The Creator Economy Has a Labor Problem—And Platforms Are Pretending It Doesn’t Exist
While creators generate billions in value, most have no safety net, no equity, and no legal protection. The policy gap is widening as platforms scale.

By Bryson Davis June 24, 2026
The American Influencer Council released a report this week that landed with quiet alarm: labor policy has failed to keep pace with the creator economy. The report, titled “Built Not Posted,” draws on contributions from eight university scholars and flags what the organization calls the “creator labor gap”—a participation-to-sustainability disparity the AIC characterizes as one of the largest in any U.S. industry.
The numbers are stark. According to a 2025 Collabstr survey, male influencers earn 40 percent more from brand sponsors than female influencers. A 2024 SevenSix Agency report found that creators of color are paid significantly less than their white counterparts. A 2026 NeoReach survey of 539 creators found that 77 percent price their work based on time and effort, framing their partnerships as skilled production labor. Yet brands continue to anchor compensation to follower count—a structural mismatch that disadvantages creators with smaller but more engaged audiences.
This is not market variation. It is systemic.
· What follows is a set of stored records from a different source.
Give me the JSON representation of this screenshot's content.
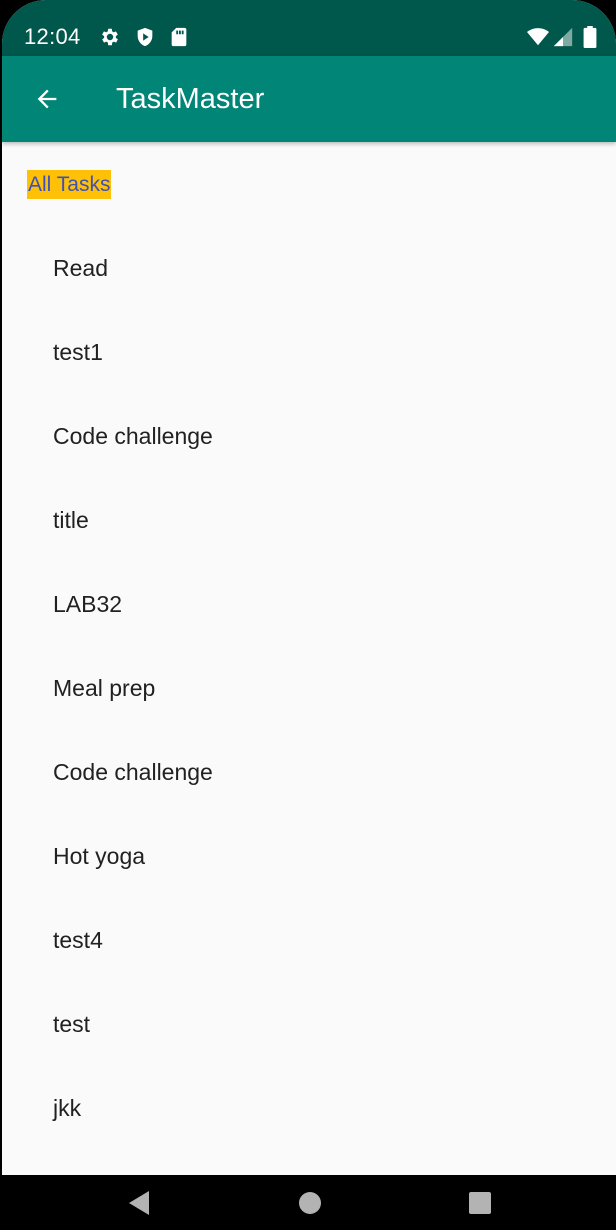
{
  "status_bar": {
    "time": "12:04",
    "left_icons": [
      "gear-icon",
      "shield-icon",
      "sd-card-icon"
    ],
    "right_icons": [
      "wifi-icon",
      "signal-icon",
      "battery-icon"
    ]
  },
  "app_bar": {
    "back_icon": "arrow-left-icon",
    "title": "TaskMaster"
  },
  "list": {
    "header": "All Tasks",
    "items": [
      "Read",
      "test1",
      "Code challenge",
      "title",
      "LAB32",
      "Meal prep",
      "Code challenge",
      "Hot yoga",
      "test4",
      "test",
      "jkk"
    ]
  },
  "nav_bar": {
    "buttons": [
      "back-triangle-icon",
      "home-circle-icon",
      "recents-square-icon"
    ]
  },
  "colors": {
    "status_bar": "#00574b",
    "app_bar": "#008577",
    "header_highlight": "#ffc107",
    "header_text": "#3f51b5",
    "item_text": "#212121",
    "background": "#fafafa"
  }
}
The creator economy was supposed to democratize media production. What it has done instead is create a new class of workers with no legal status, no union representation, and no baseline protections. Most creators operate as independent contractors, a designation that means platforms owe them nothing: no health insurance, no retirement contributions, no unemployment benefits, no minimum wage. The work is skilled and time-intensive. The protections are nonexistent.
The legal question animating this gap is straightforward but unresolved: Is the creator economy a labor market or a marketplace? If creators are workers, platforms owe them protections. If they are vendors selling goods, platforms owe them only the terms of service. Platforms are betting the legal system stays confused. Misclassification arguments that once dominated rideshare discourse are now migrating to social platforms. The outcome will determine whether millions of creators have any legal recourse.
The timing matters. Three members of Congress introduced legislation on June 3 that would establish a new federal right to creator protections. New York’s S.8420-A, which took effect June 9, requires advertisers to disclose AI-generated humans in paid media—a rule that forces brands to scramble while creators themselves have no baseline protections around deepfakes, data use, or algorithmic transparency. The regulatory moment is now. And creators are losing.
Several structural problems compound the labor crisis. First, the gendered and racialized pay gap reflects older patterns of undervaluation based on audience demographics. Female creators and creators of color earn less not because their work is less skilled or less valuable but because the audiences they reach are perceived as worth less to advertisers. This is discrimination dressed up as market dynamics.
Second, the dependency on follower count as a compensation metric systematizes undervaluation across the board. A creator with 50,000 deeply engaged followers might generate more brand value than one with 500,000 passive ones. Yet compensation models reward raw numbers. This incentivizes burnout, self-exploitation, and the performative exhaustion that has become the aesthetic norm on platforms like TikTok.
Third, the absence of collective bargaining means creators negotiate individually against platforms with vastly asymmetrical power. A single creator can be demonetized, shadowbanned, or algorithmically erased without recourse. Platforms control distribution, algorithm, payment systems, and the terms of service. Creators have followers and time.
The American Influencer Council is the first U.S. trade association established to advance labor protections and small-business rights for career creators. Its framing of the crisis is deliberate: this is not about protecting hobbies or side hustles. This is about the millions of people for whom content creation is their primary income source, yet who have fewer legal protections than food delivery drivers.
Without intervention, the creator economy will replicate the extractive labor patterns of the gig economy. Creators will either migrate to owned platforms where they control distribution (Patreon, Substack, YouTube with its own monetization rules), unionize through organizations like the AIC, or burn out entirely and leave the economy.
The mythology of “creator freedom”—the idea that anyone with a phone and internet connection can build an audience and earn a living—remains powerful. It is also increasingly hollow. The data suggests that the creator economy has matured into something resembling traditional media production, with all the same power asymmetries and labor exploitation patterns. The gap between the mythology and the reality is widening. And policy has not caught up.
That gap is where creators are falling through.